En se focalisant sur les droits de propriété (exclusifs) et en ignorant les différents droits d’usage et les droits délégués (zones pastorales, pâturage des troupeaux sur des terres agricoles à certaines périodes de l’année, cueillette et chasse dans les zones boisées, etc.), les démarches de privatisation/marchandisation des usagers de la terre ont toutes les chances d’évincer nombre d’agriculteurs qui pourtant se croient légitimement « propriétaires » de leurs terres.

Il est prévu que le portefeuille de prêts à l’investissement de la Banque mondiale consacré à l’administration et la sécurisation foncière augmentent de 39 % sur la période 2017-2019. Sous la pression des réalités, l’institution de Washington s’est amendée dans ses nouveaux projets, au Mozambique et en Tanzanie notamment, en reconnaissant l’importance d’étendre la portée des droits légalement reconnus et enregistrés et en prêtant une attention particulière aux femmes et aux communautés autochtones, tout en définissant les limites des forêts domaniales au moyen d’un processus participatif de délimitation et de cartographie foncières.

Les approches alternatives qui tentent de reconnaître la diversité des droits existants et la pluralité des normes d’accès à la terre et à ses ressources, promeuvent de nouvelles règles juridiques, plus proches des formes locales d’appropriation de la terre et des ressources.
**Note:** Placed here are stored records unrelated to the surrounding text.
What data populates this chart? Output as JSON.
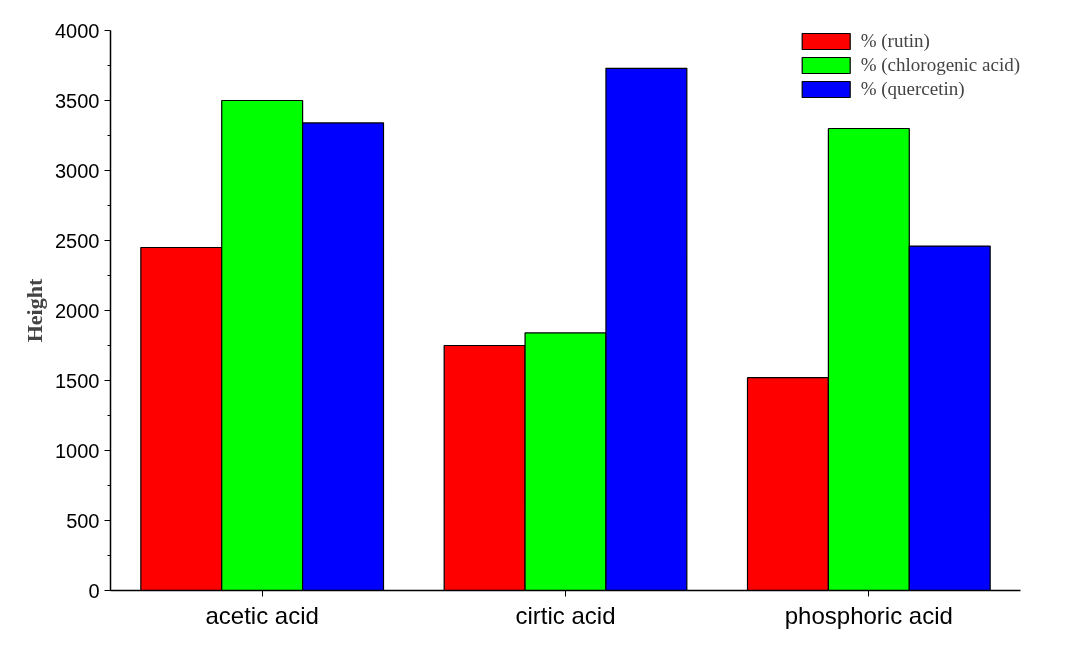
{
  "chart_data": {
    "type": "bar",
    "ylabel": "Height",
    "categories": [
      "acetic acid",
      "cirtic acid",
      "phosphoric acid"
    ],
    "series": [
      {
        "name": "% (rutin)",
        "color": "#ff0000",
        "values": [
          2450,
          1750,
          1520
        ]
      },
      {
        "name": "% (chlorogenic acid)",
        "color": "#00ff00",
        "values": [
          3500,
          1840,
          3300
        ]
      },
      {
        "name": "% (quercetin)",
        "color": "#0000ff",
        "values": [
          3340,
          3730,
          2460
        ]
      }
    ],
    "ylim": [
      0,
      4000
    ],
    "yticks": [
      0,
      500,
      1000,
      1500,
      2000,
      2500,
      3000,
      3500,
      4000
    ],
    "grid": false,
    "legend": "top right"
  }
}
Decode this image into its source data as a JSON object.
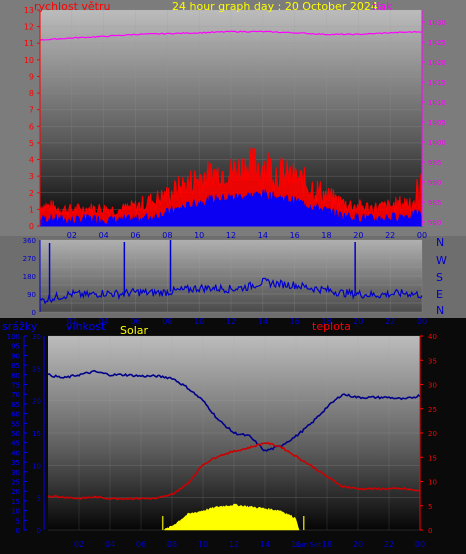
{
  "header": {
    "wind_label": "rychlost větru",
    "title": "24 hour graph day : 20 October 2024",
    "pressure_label": "tlak"
  },
  "lower_labels": {
    "rain": "srážky",
    "humidity": "vlhkost",
    "solar": "Solar",
    "temperature": "teplota"
  },
  "compass": [
    "N",
    "W",
    "S",
    "E",
    "N"
  ],
  "colors": {
    "wind_speed": "#ff0000",
    "wind_avg": "#0000ff",
    "pressure": "#ff00ff",
    "direction": "#0000cc",
    "humidity": "#00008b",
    "temperature": "#cc0000",
    "solar": "#ffff00",
    "text_red": "#ff0000",
    "text_yellow": "#ffff00",
    "text_blue": "#0000ff",
    "text_magenta": "#ff00ff"
  },
  "chart_data": [
    {
      "type": "line",
      "x_ticks": [
        "02",
        "04",
        "06",
        "08",
        "10",
        "12",
        "14",
        "16",
        "18",
        "20",
        "22",
        "00"
      ],
      "x_range": [
        0,
        24
      ],
      "left_axis": {
        "ticks": [
          0,
          1,
          2,
          3,
          4,
          5,
          6,
          7,
          8,
          9,
          10,
          11,
          12,
          13
        ],
        "ylim": [
          0,
          13
        ]
      },
      "right_axis": {
        "ticks": [
          980,
          985,
          990,
          995,
          1000,
          1005,
          1010,
          1015,
          1020,
          1025,
          1030
        ],
        "ylim": [
          979,
          1033
        ]
      },
      "series": [
        {
          "name": "rychlost větru",
          "axis": "left",
          "x": [
            0,
            1,
            2,
            3,
            4,
            5,
            6,
            7,
            8,
            9,
            10,
            11,
            12,
            13,
            14,
            15,
            16,
            17,
            18,
            19,
            20,
            21,
            22,
            23,
            24
          ],
          "y": [
            1.2,
            1.0,
            0.9,
            1.0,
            1.0,
            0.9,
            1.1,
            1.4,
            1.8,
            2.3,
            2.8,
            3.1,
            3.2,
            3.6,
            3.4,
            3.1,
            2.8,
            2.3,
            1.7,
            1.3,
            1.1,
            1.0,
            1.1,
            1.3,
            1.6
          ],
          "gust_max": [
            1.8,
            1.6,
            1.4,
            1.5,
            1.5,
            1.4,
            1.7,
            2.2,
            2.6,
            3.4,
            4.0,
            4.2,
            4.4,
            4.8,
            5.4,
            4.5,
            4.0,
            3.5,
            2.6,
            2.0,
            1.7,
            1.6,
            1.7,
            2.1,
            3.8
          ]
        },
        {
          "name": "",
          "axis": "left",
          "x": [
            0,
            1,
            2,
            3,
            4,
            5,
            6,
            7,
            8,
            9,
            10,
            11,
            12,
            13,
            14,
            15,
            16,
            17,
            18,
            19,
            20,
            21,
            22,
            23,
            24
          ],
          "y": [
            0.4,
            0.4,
            0.3,
            0.4,
            0.4,
            0.3,
            0.4,
            0.5,
            0.8,
            1.1,
            1.4,
            1.6,
            1.7,
            1.8,
            1.9,
            1.7,
            1.5,
            1.2,
            0.9,
            0.6,
            0.5,
            0.4,
            0.5,
            0.6,
            0.7
          ]
        },
        {
          "name": "tlak",
          "axis": "right",
          "x": [
            0,
            2,
            4,
            6,
            8,
            10,
            12,
            14,
            16,
            18,
            20,
            22,
            24
          ],
          "y": [
            1025.5,
            1026.0,
            1026.4,
            1026.9,
            1027.1,
            1027.3,
            1027.6,
            1027.6,
            1027.3,
            1026.9,
            1026.9,
            1027.3,
            1027.6
          ]
        }
      ]
    },
    {
      "type": "line",
      "x_ticks": [
        "02",
        "04",
        "06",
        "08",
        "10",
        "12",
        "14",
        "16",
        "18",
        "20",
        "22",
        "00"
      ],
      "x_range": [
        0,
        24
      ],
      "ylim": [
        0,
        360
      ],
      "y_ticks": [
        0,
        45,
        90,
        135,
        180,
        225,
        270,
        315,
        360
      ],
      "y_tick_labels": [
        "0",
        "",
        "90",
        "",
        "180",
        "",
        "270",
        "",
        "360"
      ],
      "series": [
        {
          "name": "",
          "x": [
            0,
            1,
            2,
            3,
            4,
            5,
            6,
            7,
            8,
            9,
            10,
            11,
            12,
            13,
            14,
            15,
            16,
            17,
            18,
            19,
            20,
            21,
            22,
            23,
            24
          ],
          "y": [
            55,
            75,
            90,
            85,
            95,
            90,
            100,
            95,
            100,
            110,
            120,
            120,
            115,
            125,
            150,
            140,
            135,
            120,
            110,
            95,
            90,
            85,
            90,
            95,
            85
          ],
          "spikes": [
            {
              "x": 0.6,
              "y": 345
            },
            {
              "x": 5.3,
              "y": 350
            },
            {
              "x": 8.2,
              "y": 360
            },
            {
              "x": 19.8,
              "y": 350
            }
          ]
        }
      ]
    },
    {
      "type": "line",
      "x_ticks": [
        "02",
        "04",
        "06",
        "08",
        "10",
        "12",
        "14",
        "16",
        "18",
        "20",
        "22",
        "00"
      ],
      "x_tick_extra": [
        "Sun",
        "Set"
      ],
      "x_range": [
        0,
        24
      ],
      "rain_axis": {
        "ticks": [
          0,
          5,
          10,
          15,
          20,
          25,
          30,
          35,
          40,
          45,
          50,
          55,
          60,
          65,
          70,
          75,
          80,
          85,
          90,
          95,
          100
        ],
        "ylim": [
          0,
          100
        ]
      },
      "humidity_axis": {
        "ticks": [
          0,
          5,
          10,
          15,
          20,
          25,
          30
        ],
        "ylim": [
          0,
          30
        ]
      },
      "temperature_axis": {
        "ticks": [
          0,
          5,
          10,
          15,
          20,
          25,
          30,
          35,
          40
        ],
        "ylim": [
          0,
          40
        ]
      },
      "series": [
        {
          "name": "vlhkost",
          "axis": "humidity",
          "x": [
            0,
            1,
            2,
            3,
            4,
            5,
            6,
            7,
            8,
            9,
            10,
            11,
            12,
            13,
            14,
            15,
            16,
            17,
            18,
            19,
            20,
            21,
            22,
            23,
            24
          ],
          "y": [
            24,
            23.5,
            24,
            24.5,
            24,
            24,
            23.8,
            23.8,
            23.5,
            22,
            20,
            17,
            15,
            14.5,
            12.2,
            13,
            14.5,
            16.5,
            19,
            21,
            20.5,
            20.5,
            20.5,
            20.2,
            20.8
          ]
        },
        {
          "name": "teplota",
          "axis": "temperature",
          "x": [
            0,
            1,
            2,
            3,
            4,
            5,
            6,
            7,
            8,
            9,
            10,
            11,
            12,
            13,
            14,
            15,
            16,
            17,
            18,
            19,
            20,
            21,
            22,
            23,
            24
          ],
          "y": [
            7,
            6.8,
            6.5,
            6.8,
            6.5,
            6.5,
            6.5,
            6.5,
            7.3,
            9.5,
            13.5,
            15.3,
            16.2,
            17.0,
            18.0,
            17.2,
            15.2,
            13.2,
            11.0,
            9.0,
            8.5,
            8.5,
            8.5,
            8.5,
            8.0
          ]
        },
        {
          "name": "Solar",
          "axis": "rain",
          "fill": true,
          "x": [
            7.5,
            8,
            9,
            10,
            11,
            12,
            13,
            14,
            15,
            16,
            16.2
          ],
          "y": [
            0,
            2,
            8,
            10,
            12,
            13,
            12,
            11,
            10,
            6,
            0
          ]
        }
      ],
      "markers": [
        {
          "x": 7.4,
          "label": "sunrise"
        },
        {
          "x": 16.5,
          "label": "sunset"
        }
      ]
    }
  ]
}
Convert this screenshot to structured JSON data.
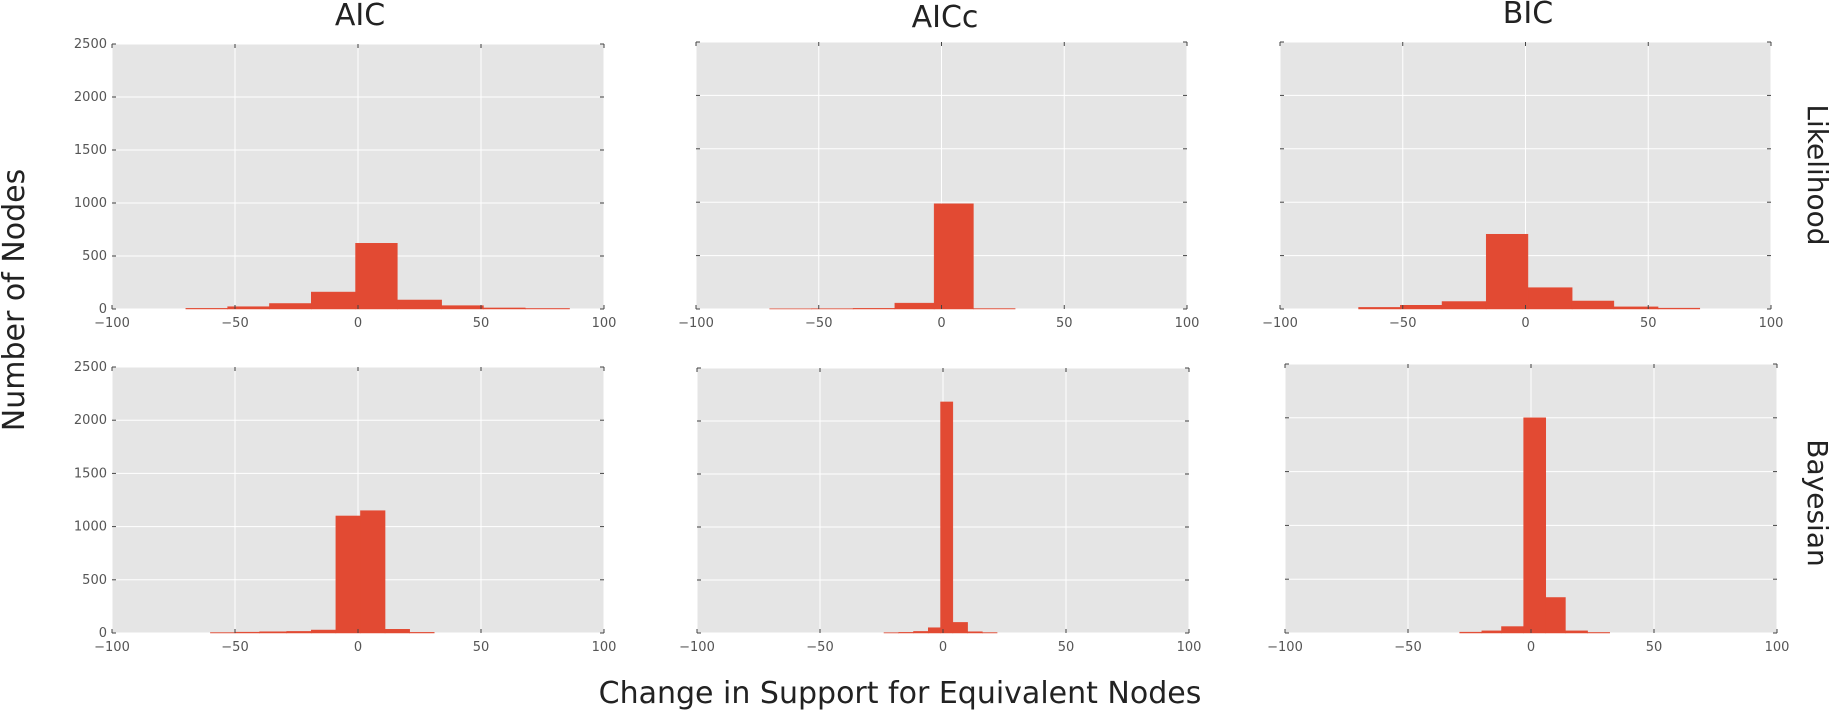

Plusieurs États ont engagé depuis une vingtaine d’années d’importantes réformes foncières. L’enjeu est de sortir de la dualité pratiques locales/cadre légal, de mettre fin au principe de domanialité (la terre appartient par défaut à l’État), et de construire des approches hybrides de gestion foncière, qui intègrent la diversité des situations et des conceptions des droits fonciers, et créent de nouvelles catégories juridiques alternatives à la propriété privée titrée (certificats fonciers, « petits papiers », etc.) avec une gouvernance foncière au sein de laquelle l’administration, les collectivités locales et les autorités coutumières sont amenées à coopérer.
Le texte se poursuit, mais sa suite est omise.